Welsh Assembly Government gives rural broadband boost
The Welsh Assembly Government has put £2m into a scheme designed to give a boost to hitting rural broadband ‘not-spots’ in Wales.
The government defines a not-spot as a home or business that cannot receive a 512Kbps service.
People living in areas without broadband access will be entitled to an Assembly grant of up to £1,000 each to fund contracts with service providers.
Wales’ deputy first minister, Ieuan Wyn Jones, said anyone without broadband access would be entitled to make an application.
Such a high-speed broadband infrastructure, he explained is “vital to ensure our country can develop the knowledge economy, improving the ability of businesses and individuals to network and innovate”.

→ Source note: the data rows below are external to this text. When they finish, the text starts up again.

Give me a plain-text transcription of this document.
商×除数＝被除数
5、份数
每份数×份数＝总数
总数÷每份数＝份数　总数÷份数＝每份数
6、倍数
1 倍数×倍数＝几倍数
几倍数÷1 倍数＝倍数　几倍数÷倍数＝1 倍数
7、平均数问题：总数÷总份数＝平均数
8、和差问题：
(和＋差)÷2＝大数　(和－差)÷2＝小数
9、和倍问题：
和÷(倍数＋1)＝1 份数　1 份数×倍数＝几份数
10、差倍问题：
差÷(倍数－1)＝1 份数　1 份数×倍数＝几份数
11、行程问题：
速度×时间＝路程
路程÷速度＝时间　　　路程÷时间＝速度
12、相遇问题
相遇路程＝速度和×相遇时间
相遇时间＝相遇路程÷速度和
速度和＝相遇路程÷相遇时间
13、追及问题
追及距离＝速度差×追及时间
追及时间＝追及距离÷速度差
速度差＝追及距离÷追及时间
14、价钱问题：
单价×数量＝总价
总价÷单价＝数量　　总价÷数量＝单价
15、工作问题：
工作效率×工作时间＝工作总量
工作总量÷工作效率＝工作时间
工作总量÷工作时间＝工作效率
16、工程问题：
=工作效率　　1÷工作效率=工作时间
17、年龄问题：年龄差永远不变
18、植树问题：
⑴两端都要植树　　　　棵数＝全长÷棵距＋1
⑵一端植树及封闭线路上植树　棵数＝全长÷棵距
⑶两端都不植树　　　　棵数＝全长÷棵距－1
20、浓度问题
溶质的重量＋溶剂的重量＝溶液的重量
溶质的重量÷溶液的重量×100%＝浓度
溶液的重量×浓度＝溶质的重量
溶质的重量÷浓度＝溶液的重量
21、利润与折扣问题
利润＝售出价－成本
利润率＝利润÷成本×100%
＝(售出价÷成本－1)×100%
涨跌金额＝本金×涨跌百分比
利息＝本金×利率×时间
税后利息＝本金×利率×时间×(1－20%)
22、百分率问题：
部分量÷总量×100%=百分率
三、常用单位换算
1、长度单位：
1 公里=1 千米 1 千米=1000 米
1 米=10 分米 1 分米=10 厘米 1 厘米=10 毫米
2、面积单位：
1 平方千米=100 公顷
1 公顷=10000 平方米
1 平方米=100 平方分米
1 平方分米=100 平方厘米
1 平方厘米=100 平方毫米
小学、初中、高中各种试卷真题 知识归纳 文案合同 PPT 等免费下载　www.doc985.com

In late July, individuals, businesses and community groups will be able to bid for funding. Any technology can be used for new connections, including fibre, DSL, cable, mobile or satellite, a spokesman for the Welsh government said “It is technology neutral and covers the capital cost of the connection.”
Depending on the technology used, beneficiaries may be rewarded with anything from a 512Kbps satellite connection up to a 100Mbps fibre line.
On July 5th, the Assembly outlined their new plan “Economic Renewal: A New Direction” which makes clear the aim of providing every business in Wales access to next-generation broadband by 2016. Speeds will vary depending on whether a company is based in an urban or rural location: with speeds of 100 megabits per second and 30mbps respectively.
It is also committed to seeing all households in Wales being broadband enabled by 2020.